Though the Kamloops Rainbow trout generally do not make the sometimes long distant runs up stream as does the Steelhead. Kamloops typically only travel to the first difficult barrier; often spawning within viewing distance of Lake Superior. As you will find, loopers generally do not have the fighting strength or stamina of a steelhead.

To target these tasty rainbow trout, one can increase hooking odds by focusing on the rivers in the Duluth / Two Harbors areas. Look at rivers with good stocking statistics for starters; this will help give you an edge. We suggest that you check the detailed information on www.minnesotasteelheader.com regarding current stocking statistics. Remember too that these fish look very similar to steelhead. We strongly urge you to study the fin clips as unclipped Rainbow trout are to be released. Info on the clips can also be found on the above website and by checking with the MN DNR.

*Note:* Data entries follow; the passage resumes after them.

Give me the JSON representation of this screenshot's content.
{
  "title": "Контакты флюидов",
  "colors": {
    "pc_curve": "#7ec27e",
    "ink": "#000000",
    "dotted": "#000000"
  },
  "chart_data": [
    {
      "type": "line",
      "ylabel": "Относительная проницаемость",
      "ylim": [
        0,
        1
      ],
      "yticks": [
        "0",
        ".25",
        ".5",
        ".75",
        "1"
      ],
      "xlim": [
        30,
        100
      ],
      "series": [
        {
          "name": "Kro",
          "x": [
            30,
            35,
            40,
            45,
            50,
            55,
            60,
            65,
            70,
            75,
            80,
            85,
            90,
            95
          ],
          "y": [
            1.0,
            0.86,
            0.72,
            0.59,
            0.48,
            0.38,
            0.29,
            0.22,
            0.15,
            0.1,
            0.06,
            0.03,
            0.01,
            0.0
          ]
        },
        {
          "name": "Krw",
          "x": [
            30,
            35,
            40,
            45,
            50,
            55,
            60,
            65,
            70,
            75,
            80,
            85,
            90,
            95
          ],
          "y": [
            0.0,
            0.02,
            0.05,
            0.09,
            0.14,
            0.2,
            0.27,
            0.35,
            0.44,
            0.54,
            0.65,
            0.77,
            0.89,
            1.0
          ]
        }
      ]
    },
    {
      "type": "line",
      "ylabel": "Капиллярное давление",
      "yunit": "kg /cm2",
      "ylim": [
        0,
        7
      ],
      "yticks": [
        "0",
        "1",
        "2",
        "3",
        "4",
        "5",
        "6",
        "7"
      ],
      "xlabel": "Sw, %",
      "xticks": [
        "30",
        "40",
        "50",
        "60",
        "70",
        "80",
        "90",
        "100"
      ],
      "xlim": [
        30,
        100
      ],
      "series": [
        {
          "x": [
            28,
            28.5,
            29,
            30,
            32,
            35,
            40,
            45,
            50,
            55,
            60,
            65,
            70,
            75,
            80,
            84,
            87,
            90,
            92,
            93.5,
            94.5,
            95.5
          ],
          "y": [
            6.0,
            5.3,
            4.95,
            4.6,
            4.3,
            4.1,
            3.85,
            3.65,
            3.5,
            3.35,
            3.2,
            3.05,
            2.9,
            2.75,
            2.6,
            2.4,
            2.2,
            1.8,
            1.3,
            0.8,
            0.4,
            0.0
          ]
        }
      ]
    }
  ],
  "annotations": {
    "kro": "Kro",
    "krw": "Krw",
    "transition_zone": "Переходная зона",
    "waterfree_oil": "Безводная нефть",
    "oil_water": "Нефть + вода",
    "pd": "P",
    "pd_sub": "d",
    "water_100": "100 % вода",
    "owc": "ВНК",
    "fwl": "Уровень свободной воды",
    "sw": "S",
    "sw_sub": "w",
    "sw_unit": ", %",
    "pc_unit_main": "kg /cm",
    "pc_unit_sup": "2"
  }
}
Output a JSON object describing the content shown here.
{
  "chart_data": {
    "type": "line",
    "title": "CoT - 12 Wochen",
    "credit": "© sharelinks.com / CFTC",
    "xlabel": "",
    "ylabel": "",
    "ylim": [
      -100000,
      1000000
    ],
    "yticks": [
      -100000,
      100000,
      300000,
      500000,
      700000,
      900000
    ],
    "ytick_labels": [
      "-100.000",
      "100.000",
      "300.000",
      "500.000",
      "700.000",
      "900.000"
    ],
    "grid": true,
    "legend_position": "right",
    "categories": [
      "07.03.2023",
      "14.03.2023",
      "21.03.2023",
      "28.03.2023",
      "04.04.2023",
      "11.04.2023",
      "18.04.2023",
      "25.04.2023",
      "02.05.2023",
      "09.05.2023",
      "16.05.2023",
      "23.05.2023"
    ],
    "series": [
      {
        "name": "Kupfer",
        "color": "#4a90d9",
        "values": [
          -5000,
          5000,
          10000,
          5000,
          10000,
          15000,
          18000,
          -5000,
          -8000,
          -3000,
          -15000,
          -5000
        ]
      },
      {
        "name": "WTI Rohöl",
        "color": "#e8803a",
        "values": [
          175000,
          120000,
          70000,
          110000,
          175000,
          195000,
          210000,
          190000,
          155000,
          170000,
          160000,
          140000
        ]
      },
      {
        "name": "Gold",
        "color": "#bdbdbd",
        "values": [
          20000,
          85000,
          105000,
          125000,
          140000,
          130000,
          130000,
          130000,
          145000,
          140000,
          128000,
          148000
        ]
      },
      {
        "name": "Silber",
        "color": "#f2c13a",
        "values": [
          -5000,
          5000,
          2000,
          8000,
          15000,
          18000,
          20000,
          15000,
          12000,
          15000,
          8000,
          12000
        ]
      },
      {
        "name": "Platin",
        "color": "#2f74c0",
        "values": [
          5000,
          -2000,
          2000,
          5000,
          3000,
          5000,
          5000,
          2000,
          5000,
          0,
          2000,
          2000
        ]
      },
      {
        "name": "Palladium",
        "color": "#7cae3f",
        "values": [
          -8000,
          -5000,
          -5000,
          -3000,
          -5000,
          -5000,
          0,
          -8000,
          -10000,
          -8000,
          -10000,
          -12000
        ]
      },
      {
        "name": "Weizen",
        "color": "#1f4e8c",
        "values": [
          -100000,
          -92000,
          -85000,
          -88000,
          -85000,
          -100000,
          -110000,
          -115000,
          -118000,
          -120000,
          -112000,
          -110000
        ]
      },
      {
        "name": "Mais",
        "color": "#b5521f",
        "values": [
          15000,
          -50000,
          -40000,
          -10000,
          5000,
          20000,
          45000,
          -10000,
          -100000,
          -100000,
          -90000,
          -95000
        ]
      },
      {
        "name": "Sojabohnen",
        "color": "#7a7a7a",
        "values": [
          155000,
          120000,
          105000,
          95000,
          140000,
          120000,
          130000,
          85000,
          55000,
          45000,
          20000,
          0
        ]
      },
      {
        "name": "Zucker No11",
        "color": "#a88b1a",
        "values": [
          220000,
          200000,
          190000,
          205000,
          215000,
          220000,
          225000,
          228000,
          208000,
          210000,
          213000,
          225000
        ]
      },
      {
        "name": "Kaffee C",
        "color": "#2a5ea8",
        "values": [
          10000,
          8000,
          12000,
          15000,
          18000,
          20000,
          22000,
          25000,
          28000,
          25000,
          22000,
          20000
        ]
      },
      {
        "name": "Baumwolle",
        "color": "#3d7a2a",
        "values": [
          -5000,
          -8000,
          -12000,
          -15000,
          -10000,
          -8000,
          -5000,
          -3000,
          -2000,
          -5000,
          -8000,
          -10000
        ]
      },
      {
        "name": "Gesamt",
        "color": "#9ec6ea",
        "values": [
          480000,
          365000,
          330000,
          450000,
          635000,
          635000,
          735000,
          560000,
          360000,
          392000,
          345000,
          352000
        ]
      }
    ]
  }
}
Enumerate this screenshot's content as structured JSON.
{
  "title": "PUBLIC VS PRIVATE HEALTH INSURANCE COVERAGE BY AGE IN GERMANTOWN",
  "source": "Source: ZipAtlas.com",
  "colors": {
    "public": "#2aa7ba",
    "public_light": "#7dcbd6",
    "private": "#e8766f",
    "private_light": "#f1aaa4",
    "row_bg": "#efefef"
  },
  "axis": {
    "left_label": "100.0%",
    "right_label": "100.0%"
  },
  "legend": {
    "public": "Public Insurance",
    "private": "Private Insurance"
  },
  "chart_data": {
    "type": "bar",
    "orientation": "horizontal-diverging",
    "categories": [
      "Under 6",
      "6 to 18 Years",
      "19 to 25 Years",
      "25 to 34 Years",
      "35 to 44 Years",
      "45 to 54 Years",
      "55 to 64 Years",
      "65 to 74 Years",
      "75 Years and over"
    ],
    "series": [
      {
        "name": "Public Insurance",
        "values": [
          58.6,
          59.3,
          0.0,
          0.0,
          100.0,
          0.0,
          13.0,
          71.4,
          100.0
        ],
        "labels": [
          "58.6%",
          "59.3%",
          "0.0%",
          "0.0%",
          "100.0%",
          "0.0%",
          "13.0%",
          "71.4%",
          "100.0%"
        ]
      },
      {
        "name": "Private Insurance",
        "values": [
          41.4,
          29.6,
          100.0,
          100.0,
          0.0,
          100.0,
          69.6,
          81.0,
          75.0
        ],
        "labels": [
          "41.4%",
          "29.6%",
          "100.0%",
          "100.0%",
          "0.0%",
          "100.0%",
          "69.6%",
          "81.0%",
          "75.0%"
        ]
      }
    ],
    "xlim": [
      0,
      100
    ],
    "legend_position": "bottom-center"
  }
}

Artical by: Minnesota Steelheader Senior Field Staffer - NMF 

Fishing can be tough during the winter but there are fish to be had. You will find though that the majority of Kamloops are targeted during the spring run. These rainbow trout run with the steelhead rainbow trout and are caught using the same gear and flies. Both strains of Rainbow trout share the same pools, runs and eddies.